You're right. The problem is that business people often need to hear the same things over and over again. It's not because we're stupid. Probably.
The good thing in this case is that the story is about me. I know I'm not stupid. I mean, I think I do. And yet...
Anyway, here it is: I had a problem earlier this week closing a certain situation that required resolution so that I could sleep. It wasn't a huge thing. It was just something that I wanted done that had certain financial implications for me personally. So what did I do? I started sending e-mails.
My first e-mail went to a guy who I'd dealt with on this issue throughout the process. As happens sometimes these days, I got a message back that there was no person at the corporate e-mail address. Woooo. Spooky. Dude no longer existed. Bye bye, bro.

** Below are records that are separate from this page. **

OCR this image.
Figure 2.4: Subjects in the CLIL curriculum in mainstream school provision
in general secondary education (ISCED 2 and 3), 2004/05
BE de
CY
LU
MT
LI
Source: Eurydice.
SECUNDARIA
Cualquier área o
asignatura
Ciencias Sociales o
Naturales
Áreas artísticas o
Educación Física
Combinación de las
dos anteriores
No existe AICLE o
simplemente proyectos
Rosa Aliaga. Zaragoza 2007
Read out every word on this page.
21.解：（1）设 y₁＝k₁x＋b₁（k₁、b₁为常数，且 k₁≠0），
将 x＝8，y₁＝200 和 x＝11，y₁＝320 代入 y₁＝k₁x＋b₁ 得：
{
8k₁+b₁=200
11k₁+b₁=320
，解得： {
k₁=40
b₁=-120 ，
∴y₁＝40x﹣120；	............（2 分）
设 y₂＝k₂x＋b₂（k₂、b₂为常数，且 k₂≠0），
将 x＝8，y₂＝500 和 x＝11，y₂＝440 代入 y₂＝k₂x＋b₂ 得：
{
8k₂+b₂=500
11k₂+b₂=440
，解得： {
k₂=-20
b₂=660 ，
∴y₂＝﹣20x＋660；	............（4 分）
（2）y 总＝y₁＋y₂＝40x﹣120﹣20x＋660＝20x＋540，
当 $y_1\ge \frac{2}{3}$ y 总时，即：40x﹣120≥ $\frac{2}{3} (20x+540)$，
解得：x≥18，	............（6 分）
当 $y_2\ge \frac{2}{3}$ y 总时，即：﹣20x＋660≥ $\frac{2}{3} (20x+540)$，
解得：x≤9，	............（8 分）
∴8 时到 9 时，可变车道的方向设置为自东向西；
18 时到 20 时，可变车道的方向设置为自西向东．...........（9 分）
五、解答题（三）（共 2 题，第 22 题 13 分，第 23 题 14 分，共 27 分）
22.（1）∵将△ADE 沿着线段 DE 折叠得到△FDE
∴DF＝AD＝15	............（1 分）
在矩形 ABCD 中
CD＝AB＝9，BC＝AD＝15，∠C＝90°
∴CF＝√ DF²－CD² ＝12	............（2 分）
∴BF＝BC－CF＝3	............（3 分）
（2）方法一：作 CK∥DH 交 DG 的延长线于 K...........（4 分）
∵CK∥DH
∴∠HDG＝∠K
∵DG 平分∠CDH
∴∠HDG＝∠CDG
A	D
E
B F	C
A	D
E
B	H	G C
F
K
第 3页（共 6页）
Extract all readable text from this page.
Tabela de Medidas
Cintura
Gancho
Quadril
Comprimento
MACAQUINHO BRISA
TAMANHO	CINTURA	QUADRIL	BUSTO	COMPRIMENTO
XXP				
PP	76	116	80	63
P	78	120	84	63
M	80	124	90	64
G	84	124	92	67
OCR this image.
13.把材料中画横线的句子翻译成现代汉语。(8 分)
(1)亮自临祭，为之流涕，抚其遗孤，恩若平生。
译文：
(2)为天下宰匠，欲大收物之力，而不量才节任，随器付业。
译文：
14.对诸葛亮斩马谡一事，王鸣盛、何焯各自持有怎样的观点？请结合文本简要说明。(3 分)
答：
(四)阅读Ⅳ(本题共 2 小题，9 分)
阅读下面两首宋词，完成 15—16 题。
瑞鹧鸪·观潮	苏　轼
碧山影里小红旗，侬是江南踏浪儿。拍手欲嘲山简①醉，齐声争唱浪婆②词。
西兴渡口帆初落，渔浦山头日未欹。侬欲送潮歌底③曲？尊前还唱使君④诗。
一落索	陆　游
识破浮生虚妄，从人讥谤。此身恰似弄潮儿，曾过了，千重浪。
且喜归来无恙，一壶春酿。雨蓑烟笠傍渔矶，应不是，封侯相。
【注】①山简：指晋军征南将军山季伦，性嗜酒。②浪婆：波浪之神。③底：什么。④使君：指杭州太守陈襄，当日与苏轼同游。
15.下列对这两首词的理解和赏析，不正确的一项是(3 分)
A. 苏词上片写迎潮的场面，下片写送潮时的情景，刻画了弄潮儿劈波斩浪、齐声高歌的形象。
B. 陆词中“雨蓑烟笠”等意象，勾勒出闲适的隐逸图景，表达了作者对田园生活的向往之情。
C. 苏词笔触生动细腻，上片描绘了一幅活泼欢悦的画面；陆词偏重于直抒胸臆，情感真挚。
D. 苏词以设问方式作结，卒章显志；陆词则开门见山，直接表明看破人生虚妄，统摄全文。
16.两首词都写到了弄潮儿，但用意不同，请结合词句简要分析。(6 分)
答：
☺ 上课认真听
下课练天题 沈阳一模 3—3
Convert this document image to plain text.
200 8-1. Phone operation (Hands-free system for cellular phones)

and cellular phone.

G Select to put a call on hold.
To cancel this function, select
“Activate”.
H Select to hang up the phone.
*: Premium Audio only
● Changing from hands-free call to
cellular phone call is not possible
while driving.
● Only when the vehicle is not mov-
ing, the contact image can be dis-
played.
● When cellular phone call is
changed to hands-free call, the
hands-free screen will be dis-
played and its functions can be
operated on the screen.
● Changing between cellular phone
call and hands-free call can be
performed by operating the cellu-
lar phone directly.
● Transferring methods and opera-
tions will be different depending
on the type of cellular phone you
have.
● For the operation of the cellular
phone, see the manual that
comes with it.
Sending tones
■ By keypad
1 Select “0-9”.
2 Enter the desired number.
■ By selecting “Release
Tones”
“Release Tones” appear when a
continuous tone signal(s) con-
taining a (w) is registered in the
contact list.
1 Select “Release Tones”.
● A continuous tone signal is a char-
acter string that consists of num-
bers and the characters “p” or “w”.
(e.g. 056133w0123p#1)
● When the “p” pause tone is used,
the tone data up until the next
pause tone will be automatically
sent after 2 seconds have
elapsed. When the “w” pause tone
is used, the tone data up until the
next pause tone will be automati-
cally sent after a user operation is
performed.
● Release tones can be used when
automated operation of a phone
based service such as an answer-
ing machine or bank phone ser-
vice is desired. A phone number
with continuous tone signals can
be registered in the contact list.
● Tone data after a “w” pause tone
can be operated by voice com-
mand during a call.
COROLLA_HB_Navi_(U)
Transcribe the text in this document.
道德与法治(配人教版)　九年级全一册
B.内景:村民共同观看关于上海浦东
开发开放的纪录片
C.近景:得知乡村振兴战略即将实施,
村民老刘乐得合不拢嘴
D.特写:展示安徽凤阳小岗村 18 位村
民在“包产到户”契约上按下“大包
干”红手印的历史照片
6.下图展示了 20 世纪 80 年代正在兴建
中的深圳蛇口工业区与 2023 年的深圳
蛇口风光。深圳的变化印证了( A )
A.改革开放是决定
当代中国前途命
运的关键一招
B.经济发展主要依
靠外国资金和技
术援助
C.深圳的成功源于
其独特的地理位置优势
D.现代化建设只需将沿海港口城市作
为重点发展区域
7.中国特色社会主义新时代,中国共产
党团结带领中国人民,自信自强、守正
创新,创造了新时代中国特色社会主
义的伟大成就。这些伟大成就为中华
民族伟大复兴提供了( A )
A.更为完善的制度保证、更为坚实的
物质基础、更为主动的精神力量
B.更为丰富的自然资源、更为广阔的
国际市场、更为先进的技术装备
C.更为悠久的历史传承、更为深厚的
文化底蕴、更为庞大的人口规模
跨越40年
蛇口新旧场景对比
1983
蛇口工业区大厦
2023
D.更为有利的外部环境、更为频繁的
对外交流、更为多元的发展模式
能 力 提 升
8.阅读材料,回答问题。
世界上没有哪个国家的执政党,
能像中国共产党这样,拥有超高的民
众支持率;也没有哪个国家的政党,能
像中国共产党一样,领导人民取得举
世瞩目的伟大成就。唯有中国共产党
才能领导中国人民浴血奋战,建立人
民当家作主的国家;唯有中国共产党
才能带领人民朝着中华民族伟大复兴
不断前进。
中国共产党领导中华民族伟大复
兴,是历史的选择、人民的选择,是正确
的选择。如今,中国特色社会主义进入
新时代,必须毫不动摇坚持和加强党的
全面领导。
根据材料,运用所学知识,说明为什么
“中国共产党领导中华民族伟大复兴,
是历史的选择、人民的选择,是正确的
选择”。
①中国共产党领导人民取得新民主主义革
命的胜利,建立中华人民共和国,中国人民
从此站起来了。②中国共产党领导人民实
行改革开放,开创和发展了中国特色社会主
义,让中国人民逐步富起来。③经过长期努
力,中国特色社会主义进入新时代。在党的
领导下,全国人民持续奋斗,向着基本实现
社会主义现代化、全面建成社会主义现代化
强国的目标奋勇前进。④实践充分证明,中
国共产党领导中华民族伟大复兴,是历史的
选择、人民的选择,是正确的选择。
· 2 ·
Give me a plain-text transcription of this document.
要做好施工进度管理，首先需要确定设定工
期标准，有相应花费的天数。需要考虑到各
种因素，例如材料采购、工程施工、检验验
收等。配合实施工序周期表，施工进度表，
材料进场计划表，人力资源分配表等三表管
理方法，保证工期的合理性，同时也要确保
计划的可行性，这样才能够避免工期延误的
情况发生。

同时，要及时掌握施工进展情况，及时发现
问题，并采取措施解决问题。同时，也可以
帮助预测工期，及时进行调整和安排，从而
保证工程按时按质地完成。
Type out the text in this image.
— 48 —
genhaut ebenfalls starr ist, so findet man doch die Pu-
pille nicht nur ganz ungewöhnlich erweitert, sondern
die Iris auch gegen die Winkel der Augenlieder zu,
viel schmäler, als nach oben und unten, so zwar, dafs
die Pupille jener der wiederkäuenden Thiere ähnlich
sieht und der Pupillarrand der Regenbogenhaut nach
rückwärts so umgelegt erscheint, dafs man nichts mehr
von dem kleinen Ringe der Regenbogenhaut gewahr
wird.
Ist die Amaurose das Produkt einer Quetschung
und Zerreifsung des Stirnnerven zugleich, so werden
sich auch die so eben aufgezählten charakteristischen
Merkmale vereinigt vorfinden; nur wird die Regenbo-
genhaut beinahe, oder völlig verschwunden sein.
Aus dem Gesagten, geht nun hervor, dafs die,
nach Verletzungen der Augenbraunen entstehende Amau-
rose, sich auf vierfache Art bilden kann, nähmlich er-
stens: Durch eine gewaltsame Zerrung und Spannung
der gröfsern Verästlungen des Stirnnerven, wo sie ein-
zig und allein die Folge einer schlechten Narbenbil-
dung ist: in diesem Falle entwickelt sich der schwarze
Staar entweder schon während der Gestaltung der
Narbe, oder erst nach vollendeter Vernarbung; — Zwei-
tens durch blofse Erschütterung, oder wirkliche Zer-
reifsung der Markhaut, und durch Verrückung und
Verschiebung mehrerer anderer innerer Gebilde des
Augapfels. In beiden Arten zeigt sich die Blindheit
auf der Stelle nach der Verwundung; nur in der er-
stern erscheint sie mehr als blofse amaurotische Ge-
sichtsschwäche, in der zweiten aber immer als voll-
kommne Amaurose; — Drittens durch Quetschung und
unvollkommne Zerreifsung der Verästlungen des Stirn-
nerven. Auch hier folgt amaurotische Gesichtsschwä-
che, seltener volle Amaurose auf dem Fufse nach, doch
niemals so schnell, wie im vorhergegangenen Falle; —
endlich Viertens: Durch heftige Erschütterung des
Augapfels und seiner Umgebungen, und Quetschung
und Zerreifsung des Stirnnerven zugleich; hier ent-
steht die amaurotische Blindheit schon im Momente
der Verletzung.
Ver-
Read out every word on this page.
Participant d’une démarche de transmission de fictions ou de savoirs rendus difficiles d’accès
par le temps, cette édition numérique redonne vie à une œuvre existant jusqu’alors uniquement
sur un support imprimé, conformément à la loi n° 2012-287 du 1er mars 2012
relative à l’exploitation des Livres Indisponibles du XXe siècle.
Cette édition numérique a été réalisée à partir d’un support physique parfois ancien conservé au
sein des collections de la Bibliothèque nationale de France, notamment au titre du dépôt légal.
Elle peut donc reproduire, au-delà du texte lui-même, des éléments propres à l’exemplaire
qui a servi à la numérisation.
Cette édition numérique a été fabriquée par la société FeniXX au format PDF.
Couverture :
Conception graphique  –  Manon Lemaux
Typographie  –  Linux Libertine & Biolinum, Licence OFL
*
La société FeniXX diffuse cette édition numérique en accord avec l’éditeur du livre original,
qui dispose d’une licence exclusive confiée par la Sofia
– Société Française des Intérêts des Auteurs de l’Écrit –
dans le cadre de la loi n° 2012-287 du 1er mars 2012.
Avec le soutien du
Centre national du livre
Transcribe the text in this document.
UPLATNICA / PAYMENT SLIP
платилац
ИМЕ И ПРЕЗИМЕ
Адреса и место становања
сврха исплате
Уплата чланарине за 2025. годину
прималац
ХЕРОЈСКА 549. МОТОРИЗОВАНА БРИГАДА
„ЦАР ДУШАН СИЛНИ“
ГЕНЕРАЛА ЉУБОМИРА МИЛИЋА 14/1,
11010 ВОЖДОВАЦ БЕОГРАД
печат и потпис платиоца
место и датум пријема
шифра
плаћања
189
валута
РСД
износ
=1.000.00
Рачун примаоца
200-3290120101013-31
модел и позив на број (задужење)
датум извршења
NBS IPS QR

So I bethought myself and went down one notch on his corporate ladder, found the second person I knew in that location and e-mailed her. Nothing. That was Monday. By Tuesday, there was still nothing. I was reminded of an old song, reprised by one of my favorite groups when I was a kid. It was called "Nothing." Here's how it went:
Wednesday and Thursday nothing
Friday for a change a little more nothing
Saturday and Sunday nothing
It's an existential song that pretty much summed up the matter as far as I was concerned. Last night I went to bed thinking that the entire deal was in the dumpster. It made me sad. During my 3:30 AM anxiety hour, I spent at least fifteen minutes obsessing about it before falling back asleep thanks to extreme boredom with myself.
This morning I went nuts. I did something I haven't done on this kind of situation for quite some time. I abandoned the e-mail protocol and picked up a phone. Got the woman on the third ring. Turns out she'd been sick for two days. Apologized for being very busy after that. No problemo. Everything is copacetic.
This tedious conclusion is exactly what I was seeking and I could have short-circuited the whole process if I had simply talked to the person when I first had an inkling that something was awry. Sounds idiotically simple, does it not? But do you know how many people are festering right now because their corporate culture mandates exclusive use of digital communications? He's not answering his BlackBerry! I left him six e-mails! Aieee!
I'm going to kick it up a notch from here on in. I've got a bone to pick with Fredricks, who owes me a nice little memo to remove my personal responsibility on a certain subject. I've e-mailed him about it; no response. It's easy to ignore an e-mail. I've also left him two voice mails. No reply - it's almost equally easy to duck that kind of incoming also. But it's hard to ignore a guy who's standing in your doorway, and the guy is quite literally right down the hall.